Their killers dumped the men’s bodies in a well about 6 kilometers from where they had been attacked at a seaside campsite. Investigators were surprised when, beneath the bodies of the three foreigners, a fourth body was found. been discovered, which had been there for much longer. It was unclear whether the body was connected to the current case.

The fact that these killers go uncaught or arrested in the vast majority of cases in Mexico has led some Mexicans to protest that authorities only investigate such disappearances when they are high-profile cases involving foreigners.

Robinson said his sons’ bodies, or their ashes, would ultimately be returned to Australia.

“Now is the time to return them to their families and friends,” she said. “And the ocean waits in Australia.”

Prosecutors identified three people as potential suspects, two of whom were arrested in possession of methamphetamines. One of them, a woman, had one of the victims’ cell phones when she was arrested. Prosecutors said both men were being held pending drug charges but remained suspects in the killings.

A third man was arrested for a crime amounting to kidnapping, but that was before the bodies were found. It’s unclear when or if he might face further charges.
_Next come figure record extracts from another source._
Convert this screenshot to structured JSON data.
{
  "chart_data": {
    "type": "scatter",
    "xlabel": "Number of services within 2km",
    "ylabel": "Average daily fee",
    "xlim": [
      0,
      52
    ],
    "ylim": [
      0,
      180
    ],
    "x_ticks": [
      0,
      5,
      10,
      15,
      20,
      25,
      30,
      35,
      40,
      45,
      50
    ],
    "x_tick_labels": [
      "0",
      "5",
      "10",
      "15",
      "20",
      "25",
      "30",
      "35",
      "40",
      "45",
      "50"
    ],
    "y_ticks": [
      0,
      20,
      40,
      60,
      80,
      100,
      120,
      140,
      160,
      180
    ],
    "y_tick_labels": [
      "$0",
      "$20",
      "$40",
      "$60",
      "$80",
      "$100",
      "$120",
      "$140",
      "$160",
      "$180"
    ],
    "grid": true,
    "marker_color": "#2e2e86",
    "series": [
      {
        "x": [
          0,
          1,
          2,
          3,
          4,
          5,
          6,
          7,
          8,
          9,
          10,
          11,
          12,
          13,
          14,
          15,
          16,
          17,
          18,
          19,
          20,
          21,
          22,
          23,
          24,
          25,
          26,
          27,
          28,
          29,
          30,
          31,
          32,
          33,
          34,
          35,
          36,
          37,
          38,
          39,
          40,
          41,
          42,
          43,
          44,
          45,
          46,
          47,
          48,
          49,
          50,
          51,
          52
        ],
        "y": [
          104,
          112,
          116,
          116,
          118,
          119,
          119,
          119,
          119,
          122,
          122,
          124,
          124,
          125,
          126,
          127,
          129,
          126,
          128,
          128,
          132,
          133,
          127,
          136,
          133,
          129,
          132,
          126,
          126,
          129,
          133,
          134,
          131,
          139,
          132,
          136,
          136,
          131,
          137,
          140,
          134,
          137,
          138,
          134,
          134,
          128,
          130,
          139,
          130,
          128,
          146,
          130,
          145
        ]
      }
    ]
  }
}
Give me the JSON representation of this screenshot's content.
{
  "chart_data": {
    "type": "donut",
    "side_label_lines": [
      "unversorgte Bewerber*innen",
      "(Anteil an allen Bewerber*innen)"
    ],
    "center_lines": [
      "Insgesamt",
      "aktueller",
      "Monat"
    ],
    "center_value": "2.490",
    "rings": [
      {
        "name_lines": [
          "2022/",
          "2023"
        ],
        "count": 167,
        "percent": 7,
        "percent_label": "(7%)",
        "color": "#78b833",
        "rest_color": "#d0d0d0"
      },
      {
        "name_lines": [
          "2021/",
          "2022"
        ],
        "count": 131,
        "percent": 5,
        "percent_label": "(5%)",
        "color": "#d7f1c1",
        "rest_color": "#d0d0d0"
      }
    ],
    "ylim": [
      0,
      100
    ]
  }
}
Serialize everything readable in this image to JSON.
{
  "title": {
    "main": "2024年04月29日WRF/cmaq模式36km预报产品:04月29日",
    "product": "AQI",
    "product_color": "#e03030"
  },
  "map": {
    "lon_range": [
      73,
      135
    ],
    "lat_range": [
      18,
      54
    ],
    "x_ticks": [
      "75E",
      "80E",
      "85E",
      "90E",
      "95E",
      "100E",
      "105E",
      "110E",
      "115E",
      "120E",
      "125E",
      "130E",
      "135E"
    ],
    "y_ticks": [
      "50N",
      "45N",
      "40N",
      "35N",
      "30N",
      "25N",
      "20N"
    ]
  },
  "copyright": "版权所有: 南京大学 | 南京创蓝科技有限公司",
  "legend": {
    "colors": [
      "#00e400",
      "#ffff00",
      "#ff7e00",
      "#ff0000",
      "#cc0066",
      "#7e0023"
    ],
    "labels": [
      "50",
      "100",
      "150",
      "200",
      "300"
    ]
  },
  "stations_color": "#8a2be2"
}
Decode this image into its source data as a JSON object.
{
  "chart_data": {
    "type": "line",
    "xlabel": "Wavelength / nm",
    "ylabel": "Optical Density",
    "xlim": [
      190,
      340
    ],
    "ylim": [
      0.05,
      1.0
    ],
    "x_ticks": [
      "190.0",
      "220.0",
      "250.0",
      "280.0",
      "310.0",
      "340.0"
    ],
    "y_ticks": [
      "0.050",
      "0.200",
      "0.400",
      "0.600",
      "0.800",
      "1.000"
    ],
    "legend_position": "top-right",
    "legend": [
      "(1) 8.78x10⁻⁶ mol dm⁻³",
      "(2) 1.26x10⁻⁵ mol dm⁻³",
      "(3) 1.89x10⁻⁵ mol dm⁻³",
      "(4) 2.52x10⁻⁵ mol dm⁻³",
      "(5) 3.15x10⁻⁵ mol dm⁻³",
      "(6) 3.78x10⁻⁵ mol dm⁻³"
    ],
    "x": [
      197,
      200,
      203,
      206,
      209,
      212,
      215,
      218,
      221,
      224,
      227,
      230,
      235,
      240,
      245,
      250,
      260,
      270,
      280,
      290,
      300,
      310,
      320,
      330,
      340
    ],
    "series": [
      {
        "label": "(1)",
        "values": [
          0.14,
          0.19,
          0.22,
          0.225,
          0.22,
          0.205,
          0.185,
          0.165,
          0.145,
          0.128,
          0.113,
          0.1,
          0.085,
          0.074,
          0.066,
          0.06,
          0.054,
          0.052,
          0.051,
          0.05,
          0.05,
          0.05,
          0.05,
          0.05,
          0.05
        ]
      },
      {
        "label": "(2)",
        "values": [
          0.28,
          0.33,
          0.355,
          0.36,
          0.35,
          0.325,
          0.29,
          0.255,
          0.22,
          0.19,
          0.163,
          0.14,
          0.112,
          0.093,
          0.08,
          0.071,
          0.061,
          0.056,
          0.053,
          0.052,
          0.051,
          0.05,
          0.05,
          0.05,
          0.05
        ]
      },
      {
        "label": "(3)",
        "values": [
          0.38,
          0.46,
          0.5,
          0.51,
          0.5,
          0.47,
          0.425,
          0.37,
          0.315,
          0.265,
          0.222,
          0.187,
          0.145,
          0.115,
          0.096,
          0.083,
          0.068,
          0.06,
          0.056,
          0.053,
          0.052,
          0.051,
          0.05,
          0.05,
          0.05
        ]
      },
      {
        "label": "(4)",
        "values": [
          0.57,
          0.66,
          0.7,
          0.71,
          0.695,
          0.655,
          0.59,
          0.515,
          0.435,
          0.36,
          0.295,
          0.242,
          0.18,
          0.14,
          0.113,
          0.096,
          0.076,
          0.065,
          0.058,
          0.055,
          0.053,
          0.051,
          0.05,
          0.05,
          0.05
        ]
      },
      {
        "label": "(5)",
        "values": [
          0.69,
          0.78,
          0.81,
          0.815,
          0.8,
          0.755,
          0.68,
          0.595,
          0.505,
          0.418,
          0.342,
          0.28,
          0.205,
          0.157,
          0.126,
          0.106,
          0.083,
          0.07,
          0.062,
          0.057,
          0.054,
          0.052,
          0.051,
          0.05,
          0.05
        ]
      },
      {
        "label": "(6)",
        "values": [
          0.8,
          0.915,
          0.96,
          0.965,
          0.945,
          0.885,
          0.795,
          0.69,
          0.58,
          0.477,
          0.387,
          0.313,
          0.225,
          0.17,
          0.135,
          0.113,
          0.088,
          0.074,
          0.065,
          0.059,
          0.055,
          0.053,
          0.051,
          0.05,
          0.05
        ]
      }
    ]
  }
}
The third man is said to have directly participated in the murders. In accordance with Mexican law, prosecutors identified him by his first name, Jesús Gerardo, aka “el Kekas,” a slang word meaning quesadillas, or cheese-filled tortillas.

His criminal record included drug trafficking, vehicle theft and domestic violence, and authorities said they were certain other people were involved.

Australian Prime Minister Anthony Albanese told a radio station in the Robinsons’ hometown of Perth, Western Australia, that all parents felt the loss of the family.

“I think the hearts of the whole nation go out to the parents of Callum and Jake Robinson. It’s every parent’s worst nightmare to lose a son or daughter. Losing these two brothers is just horrible and my deepest sympathies and condolences and I’m sure the entire nation is with the parents and other family and friends of these two young Australians,” Albanese told Perth Radio 6PR.

Albanese said it reminded him of his only child, Nathan Albanese’s, trip last year, when he was 22, to a music festival in Spain.

“You worry, but you also think it’s part of the Australian right of passage, traveling with a backpack and meeting people and that’s also how you grow as a person, so you want to encourage them,” Albanese said.

In 2015, two australian surfers, Adam Coleman and Dean Lucas, were killed in western Sinaloa state, across the Gulf of California – also known as the Sea of ​​Cortés – from the Baja Peninsula. Authorities said they were victims of highwaymen. Three suspects were arrested in this case.